The Japanese value appearances as much as any other East Asian does. When in Tokyo, it might be best to dress as the Tokyoites do. After all, it’s easier to approach a local, and ask for directions, when you feel irredeemably lost, if you feel confident that you look decent enough to be received well.
Tokyoites always present themselves well, maybe as well as the Milanese do, but somehow with the nonchalance of the Parisians.
A sense of individuality permeates the overarching sense of style. Minimalism may be painted all over Stockholm; pragmatism may reign supreme in Amsterdam’s streets; and classy may spell Parisian. But, Tokyo’s scene is difficult to typify.
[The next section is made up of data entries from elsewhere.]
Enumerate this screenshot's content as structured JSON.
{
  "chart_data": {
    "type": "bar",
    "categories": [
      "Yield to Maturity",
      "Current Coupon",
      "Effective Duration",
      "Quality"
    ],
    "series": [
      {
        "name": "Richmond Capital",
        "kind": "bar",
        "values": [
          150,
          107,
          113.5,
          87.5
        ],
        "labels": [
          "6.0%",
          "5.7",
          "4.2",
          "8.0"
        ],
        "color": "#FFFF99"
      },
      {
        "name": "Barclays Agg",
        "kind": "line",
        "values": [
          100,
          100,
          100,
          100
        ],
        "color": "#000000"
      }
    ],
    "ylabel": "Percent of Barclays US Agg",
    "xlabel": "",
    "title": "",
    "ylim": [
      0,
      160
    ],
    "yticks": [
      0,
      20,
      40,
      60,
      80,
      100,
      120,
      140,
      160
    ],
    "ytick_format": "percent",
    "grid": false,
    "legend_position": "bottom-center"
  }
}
In the city, fashion can be polarizing. And no, honey, Lolita is not the universal fare, even in Harajuku or Akihabara.
Popular trends see through different reinterpretations in Tokyoites’ hands. If you want to experiment with style combinations, but cannot do so at home, Tokyo may be the best place to do a trial run. Trying not to commit fashion faux pas is not something Tokyoites are too preoccupied with. Some would go as far as to say that hipsters have already gone mainstream in Japan, before the world thought about keeping up.
Style Foundation : The Clothes
If you expect to do some shopping or stay anywhere indoors while out and about, dress in layers that would be easy to peel off. The Japanese seem to be fond of keeping the temperature indoors awfully high. You’ll notice how they keep heaters at full blast, while shopping in Hankyu or Mitsukoshi dead in the middle of winter.
For occasions when you want to look prim and proper – a business meeting, perhaps – go for fail-safe black or grey. Customarily, black is the most formal color. A lot of people associate it with work garb, though. Navy and dark brown suits on men look less intimidating. Khaki tones, on the other hand, might be a bit too casual for business settings, but welcome for intimate dinners and similar social functions.
Style Foundation : The Bag
For the ladies
No need to forget that Chanel Boy at home. The Japanese do not seem offended by, nor do they gawk at luxury. Birkins, fox fur, and supple leather pants (on men!) sometimes make cameos in train platforms on quieter hours.
On another note, it seems safe to use tote bags (yes, the Neverfull types), unlike in Barcelona or in Phnom Penh.
For the Gentlemen
On weekdays, men are fond of leather satchels. On weekends, they seem to prefer canvas totes. Whether they be dressed in business formal or in date casual, Porter seems to be the brand of choice.
If you plan to take the train on a rush hour, do not ever bring a huge backpack. Not only will you leave the train with a squished bag, but you’ll also inconvenience fellow commuters who most probably are on their way to work. If need be, put the huge backpack in front of you.
Style Foundation : The Shoes
Although walkways do not come cobblestoned, it would be best to wear comfortable shoes – flats and almond-toe boots for the ladies, or sneakers and loafers for the gentlemen, perhaps? It might be best to leave cigarette heels and toe-pinching wingtips behind.